Как-то раз малярша не заснула, ушла куда-то, топоча, словно ежик (Ты куда? – На кудыкину гору), потом вернулась, зазябшая, вся колючая от мурашек и неожиданно требовательная. Как будто чужая. Копотов послушно, хотя и не без удовольствия повторил свой подвиг, и малярша утопотала снова в неверную, вздыхающую темноту и снова прибежала (У тебя живот, что ли болит? Сам ты живот, дурак, а ну подвинься), и снова, и еще раз, пока Копотов не заснул наконец, обессиленный настолько, что не мог больше даже удивляться, а комната всё кружилась тихонько вокруг него, хихикая и лопоча, лопоча и хихикая…

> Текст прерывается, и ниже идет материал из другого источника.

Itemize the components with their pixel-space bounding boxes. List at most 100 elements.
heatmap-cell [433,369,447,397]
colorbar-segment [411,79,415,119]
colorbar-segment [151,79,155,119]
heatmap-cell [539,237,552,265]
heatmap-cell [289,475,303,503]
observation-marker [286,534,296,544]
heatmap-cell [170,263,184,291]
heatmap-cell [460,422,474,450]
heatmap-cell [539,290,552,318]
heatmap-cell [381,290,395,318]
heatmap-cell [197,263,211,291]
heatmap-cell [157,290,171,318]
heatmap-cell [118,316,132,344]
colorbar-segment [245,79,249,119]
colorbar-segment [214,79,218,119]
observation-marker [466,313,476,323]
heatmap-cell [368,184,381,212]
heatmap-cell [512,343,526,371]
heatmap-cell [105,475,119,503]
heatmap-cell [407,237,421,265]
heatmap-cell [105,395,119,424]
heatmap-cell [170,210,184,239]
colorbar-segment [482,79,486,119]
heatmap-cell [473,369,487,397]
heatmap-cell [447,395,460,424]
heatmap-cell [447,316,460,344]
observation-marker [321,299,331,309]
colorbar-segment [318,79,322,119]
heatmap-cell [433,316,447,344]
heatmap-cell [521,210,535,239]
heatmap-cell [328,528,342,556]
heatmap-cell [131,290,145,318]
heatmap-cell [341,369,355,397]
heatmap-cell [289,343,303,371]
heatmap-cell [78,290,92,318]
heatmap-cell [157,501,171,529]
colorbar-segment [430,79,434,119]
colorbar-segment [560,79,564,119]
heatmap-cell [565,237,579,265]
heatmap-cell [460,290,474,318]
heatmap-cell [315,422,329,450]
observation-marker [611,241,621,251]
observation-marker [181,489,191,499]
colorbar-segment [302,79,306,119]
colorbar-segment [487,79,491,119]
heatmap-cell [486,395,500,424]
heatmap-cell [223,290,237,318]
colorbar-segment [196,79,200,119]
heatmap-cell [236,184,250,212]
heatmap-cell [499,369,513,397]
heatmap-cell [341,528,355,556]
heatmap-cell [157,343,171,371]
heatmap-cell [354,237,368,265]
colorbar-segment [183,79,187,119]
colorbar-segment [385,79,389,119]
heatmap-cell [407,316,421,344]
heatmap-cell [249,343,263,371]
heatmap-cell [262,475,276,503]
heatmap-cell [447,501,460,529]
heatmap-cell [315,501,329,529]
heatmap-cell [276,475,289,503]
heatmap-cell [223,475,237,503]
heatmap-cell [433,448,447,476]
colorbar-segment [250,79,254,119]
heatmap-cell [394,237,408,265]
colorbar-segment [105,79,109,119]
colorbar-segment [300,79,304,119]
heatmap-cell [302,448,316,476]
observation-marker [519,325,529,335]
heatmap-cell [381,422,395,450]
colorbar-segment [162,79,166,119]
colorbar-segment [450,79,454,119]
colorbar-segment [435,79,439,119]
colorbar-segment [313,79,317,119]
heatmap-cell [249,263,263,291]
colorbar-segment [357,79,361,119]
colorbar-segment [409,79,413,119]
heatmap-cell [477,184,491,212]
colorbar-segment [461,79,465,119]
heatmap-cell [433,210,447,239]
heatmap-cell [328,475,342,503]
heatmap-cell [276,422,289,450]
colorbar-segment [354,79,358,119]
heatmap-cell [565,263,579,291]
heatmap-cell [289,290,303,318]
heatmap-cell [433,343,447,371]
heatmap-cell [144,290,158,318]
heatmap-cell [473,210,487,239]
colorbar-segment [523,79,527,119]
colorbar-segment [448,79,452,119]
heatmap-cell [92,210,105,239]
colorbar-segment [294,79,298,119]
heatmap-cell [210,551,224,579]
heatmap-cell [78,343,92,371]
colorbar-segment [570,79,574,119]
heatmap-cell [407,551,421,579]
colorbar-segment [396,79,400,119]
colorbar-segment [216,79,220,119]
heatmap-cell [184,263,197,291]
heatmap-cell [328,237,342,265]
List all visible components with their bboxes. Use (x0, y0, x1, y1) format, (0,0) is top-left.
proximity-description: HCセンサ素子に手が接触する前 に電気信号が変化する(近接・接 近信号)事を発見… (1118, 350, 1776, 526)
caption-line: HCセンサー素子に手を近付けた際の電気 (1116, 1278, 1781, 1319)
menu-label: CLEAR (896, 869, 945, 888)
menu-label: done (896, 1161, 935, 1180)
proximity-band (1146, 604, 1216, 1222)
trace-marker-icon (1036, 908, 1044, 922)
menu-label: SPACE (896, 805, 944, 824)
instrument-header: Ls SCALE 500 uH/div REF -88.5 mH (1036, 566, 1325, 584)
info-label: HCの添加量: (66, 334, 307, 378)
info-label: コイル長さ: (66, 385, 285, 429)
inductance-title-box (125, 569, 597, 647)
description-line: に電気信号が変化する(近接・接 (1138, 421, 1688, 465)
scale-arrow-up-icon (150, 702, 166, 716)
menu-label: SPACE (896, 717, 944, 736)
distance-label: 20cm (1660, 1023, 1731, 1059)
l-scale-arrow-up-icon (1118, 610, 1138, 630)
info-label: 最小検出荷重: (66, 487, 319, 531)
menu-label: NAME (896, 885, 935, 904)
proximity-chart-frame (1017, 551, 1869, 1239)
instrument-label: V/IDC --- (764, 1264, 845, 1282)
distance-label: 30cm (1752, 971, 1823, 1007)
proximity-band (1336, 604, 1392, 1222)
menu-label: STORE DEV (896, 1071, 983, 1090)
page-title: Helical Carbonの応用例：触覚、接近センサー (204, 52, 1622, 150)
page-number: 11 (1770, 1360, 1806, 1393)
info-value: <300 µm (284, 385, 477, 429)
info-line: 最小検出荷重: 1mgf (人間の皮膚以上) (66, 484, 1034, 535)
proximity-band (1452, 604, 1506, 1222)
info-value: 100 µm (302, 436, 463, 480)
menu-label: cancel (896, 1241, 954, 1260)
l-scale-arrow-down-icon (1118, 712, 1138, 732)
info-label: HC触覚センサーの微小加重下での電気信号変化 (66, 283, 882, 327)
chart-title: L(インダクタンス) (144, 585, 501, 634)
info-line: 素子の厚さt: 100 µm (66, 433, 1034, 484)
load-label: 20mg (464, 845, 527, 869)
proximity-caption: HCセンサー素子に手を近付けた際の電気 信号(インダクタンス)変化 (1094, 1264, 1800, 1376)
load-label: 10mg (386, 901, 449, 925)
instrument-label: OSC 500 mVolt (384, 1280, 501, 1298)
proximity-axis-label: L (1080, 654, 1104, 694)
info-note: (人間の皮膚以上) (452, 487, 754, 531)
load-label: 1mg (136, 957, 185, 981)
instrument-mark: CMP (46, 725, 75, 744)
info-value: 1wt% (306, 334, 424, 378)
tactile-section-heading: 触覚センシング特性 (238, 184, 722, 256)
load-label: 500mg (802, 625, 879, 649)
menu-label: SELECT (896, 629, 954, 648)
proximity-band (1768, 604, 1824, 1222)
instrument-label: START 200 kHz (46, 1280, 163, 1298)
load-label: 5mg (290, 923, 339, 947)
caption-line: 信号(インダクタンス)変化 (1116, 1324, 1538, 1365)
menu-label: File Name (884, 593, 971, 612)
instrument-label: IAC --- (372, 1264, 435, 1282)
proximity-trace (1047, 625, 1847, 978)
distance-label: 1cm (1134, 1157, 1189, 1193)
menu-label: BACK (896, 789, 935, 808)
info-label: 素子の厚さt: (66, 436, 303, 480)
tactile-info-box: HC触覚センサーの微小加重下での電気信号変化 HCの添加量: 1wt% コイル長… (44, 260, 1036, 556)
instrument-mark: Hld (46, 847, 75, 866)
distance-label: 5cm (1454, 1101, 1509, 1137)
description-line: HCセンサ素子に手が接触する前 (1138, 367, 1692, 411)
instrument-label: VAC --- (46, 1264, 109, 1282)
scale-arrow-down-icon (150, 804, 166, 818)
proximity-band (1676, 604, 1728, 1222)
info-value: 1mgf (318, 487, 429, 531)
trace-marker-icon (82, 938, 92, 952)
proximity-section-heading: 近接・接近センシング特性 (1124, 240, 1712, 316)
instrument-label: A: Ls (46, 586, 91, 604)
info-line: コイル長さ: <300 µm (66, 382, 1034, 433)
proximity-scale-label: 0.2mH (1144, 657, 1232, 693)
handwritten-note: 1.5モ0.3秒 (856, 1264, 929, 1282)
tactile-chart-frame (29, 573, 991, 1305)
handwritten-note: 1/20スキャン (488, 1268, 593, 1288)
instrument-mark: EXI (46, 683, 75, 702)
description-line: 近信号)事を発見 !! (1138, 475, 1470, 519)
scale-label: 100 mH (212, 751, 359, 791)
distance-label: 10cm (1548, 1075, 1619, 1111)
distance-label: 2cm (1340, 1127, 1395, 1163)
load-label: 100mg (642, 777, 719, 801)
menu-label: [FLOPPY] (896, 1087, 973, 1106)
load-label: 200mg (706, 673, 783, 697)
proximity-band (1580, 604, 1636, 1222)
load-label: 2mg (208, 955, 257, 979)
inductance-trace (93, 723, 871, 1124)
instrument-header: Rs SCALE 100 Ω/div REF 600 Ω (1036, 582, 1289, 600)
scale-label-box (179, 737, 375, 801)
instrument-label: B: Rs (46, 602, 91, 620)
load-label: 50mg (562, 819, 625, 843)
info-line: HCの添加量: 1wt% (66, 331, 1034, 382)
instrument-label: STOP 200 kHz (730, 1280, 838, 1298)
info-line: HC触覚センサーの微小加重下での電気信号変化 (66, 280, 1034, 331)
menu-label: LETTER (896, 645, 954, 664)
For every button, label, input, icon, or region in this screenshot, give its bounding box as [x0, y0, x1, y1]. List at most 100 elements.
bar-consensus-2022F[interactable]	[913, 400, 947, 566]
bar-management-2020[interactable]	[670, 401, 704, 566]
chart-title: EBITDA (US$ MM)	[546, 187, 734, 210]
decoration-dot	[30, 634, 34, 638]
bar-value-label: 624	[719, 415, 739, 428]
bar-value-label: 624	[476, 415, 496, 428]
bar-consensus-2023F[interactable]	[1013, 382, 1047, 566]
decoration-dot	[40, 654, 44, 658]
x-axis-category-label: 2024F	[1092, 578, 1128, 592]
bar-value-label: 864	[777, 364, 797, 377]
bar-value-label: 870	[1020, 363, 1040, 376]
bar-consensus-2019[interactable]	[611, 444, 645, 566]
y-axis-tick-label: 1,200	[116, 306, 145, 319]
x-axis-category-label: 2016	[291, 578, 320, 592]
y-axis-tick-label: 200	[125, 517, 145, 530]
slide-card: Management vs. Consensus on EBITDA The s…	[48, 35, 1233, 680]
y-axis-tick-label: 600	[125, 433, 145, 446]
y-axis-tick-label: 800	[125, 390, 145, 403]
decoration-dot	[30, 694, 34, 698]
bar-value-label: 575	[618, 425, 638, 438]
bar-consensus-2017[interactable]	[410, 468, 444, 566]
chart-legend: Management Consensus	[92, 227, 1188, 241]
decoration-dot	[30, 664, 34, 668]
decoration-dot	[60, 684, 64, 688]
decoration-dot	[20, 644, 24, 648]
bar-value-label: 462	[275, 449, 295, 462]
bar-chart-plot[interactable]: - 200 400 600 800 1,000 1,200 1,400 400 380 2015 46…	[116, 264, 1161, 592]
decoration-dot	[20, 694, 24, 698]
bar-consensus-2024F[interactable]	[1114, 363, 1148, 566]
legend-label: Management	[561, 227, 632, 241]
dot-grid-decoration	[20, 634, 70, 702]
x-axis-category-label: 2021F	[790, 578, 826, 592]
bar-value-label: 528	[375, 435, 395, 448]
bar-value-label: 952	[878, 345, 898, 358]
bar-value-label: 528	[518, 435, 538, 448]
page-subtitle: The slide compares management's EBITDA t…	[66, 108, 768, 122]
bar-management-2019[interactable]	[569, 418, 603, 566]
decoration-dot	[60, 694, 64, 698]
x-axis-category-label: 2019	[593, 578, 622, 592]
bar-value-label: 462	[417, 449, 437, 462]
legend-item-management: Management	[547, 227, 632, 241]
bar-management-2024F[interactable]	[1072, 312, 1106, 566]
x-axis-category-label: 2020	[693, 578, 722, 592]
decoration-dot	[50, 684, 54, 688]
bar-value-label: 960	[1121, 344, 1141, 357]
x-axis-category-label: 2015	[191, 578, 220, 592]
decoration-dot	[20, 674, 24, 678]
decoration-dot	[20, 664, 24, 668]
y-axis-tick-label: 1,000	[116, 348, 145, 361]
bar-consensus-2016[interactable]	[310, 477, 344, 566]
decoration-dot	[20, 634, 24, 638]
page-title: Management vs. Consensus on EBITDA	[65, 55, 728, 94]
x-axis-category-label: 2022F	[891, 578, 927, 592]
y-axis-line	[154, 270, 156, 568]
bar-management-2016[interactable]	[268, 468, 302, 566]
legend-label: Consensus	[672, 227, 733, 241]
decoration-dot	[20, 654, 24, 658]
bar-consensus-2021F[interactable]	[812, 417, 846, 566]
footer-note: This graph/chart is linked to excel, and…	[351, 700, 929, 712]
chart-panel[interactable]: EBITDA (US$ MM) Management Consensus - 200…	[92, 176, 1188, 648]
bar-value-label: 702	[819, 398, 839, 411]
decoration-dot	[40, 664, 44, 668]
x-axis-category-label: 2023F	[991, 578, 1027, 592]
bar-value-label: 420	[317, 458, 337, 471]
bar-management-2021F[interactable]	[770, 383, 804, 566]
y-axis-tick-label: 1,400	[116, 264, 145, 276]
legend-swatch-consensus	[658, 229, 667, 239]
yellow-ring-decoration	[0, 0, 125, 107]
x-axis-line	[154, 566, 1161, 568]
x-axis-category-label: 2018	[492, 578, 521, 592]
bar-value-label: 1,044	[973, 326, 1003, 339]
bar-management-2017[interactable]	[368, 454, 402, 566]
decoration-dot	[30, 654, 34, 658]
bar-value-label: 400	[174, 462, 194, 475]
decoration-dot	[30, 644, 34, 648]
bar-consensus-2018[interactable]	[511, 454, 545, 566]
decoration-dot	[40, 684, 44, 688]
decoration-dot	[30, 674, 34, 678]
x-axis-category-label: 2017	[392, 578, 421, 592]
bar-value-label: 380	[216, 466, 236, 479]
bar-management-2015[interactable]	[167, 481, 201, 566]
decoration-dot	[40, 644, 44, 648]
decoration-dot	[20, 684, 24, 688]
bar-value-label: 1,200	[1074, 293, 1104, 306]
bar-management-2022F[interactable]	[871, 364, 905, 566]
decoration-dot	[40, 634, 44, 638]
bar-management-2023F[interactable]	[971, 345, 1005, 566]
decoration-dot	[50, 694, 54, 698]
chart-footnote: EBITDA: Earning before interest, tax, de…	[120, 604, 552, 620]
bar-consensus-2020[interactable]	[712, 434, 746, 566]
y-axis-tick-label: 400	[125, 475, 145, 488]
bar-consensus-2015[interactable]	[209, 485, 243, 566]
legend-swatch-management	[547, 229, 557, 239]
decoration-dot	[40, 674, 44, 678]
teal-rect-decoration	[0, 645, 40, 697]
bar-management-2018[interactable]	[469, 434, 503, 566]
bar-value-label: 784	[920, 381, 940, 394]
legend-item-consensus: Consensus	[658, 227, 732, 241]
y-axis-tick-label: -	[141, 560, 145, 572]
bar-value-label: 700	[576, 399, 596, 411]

Наутро девки, счастливые, даже чуть замаслившиеся от довольства, простодушно пересмеиваясь, сварганили ему глазунью из десятка яиц, и, только собирая фантастически вкусной корочкой последний густой, щедро наперченный желток, Копотов вдруг всё понял. Опаньки! Он поперхнулся, закашлялся, налившись краской, но девки смотрели так уважительно, что Копотов справился с собой, распрямился и даже затребовал водки.
Дали, разумеется. Со всем почтением.
Он возвращался в общагу остограмленный, звенящий внутри и совершенно счастливый. Московский снежок, уютный, теплый, мягкий, таял на губах, на скулах, на не покрытой по-мальчишески голове. Впервые Копотов не зяб, не трусил краем тротуара, а шел вальяжно, распахнув куртку, присвистывал даже по-хозяйски, радуясь крепкому молодому орангутангу, который победил в нем скверного недоисторика, аспиранта первого года обучения, жалкое, в сущности, существо.
На проходной сидела, скукожившись, девчонка, прижав коленкой клетчатый старенький чемодан. Копотов мазнул по ней сытым взглядом и пошел было к лифту, но его окликнула вахтерша. К тебе гости, Копотов. Глаза-то разуй. Девчонка поднялась виновато, и Копотов, близорукий, всё еще по инерции счастливый, обернулся, узнавая сперва чемодан, потом…
Она. Господи, ну конечно.
Вы только подумайте, она.
В лифте тоненько сказала – а я из дома ушла, Сань.
И только в комнате, выпутываясь из пальто, дурацкого, клетчатого, в рифму с чемоданом, призналась почему.
Месяц вырвала из копотовской жизни. Месяц. С кровью. С мясом. В самом прямом смысле. Прямее не бывает. Копотов орал как резаный. Он вообще никогда ни на кого не орал. Только на нее. Тебе же восемнадцати нет, дура! Она, всхлипывая, отпиралась – мне девятнадцать уже, Саня. В нос. Задыхаясь от слез. От соплей. Дедятнацать. Ты забыл.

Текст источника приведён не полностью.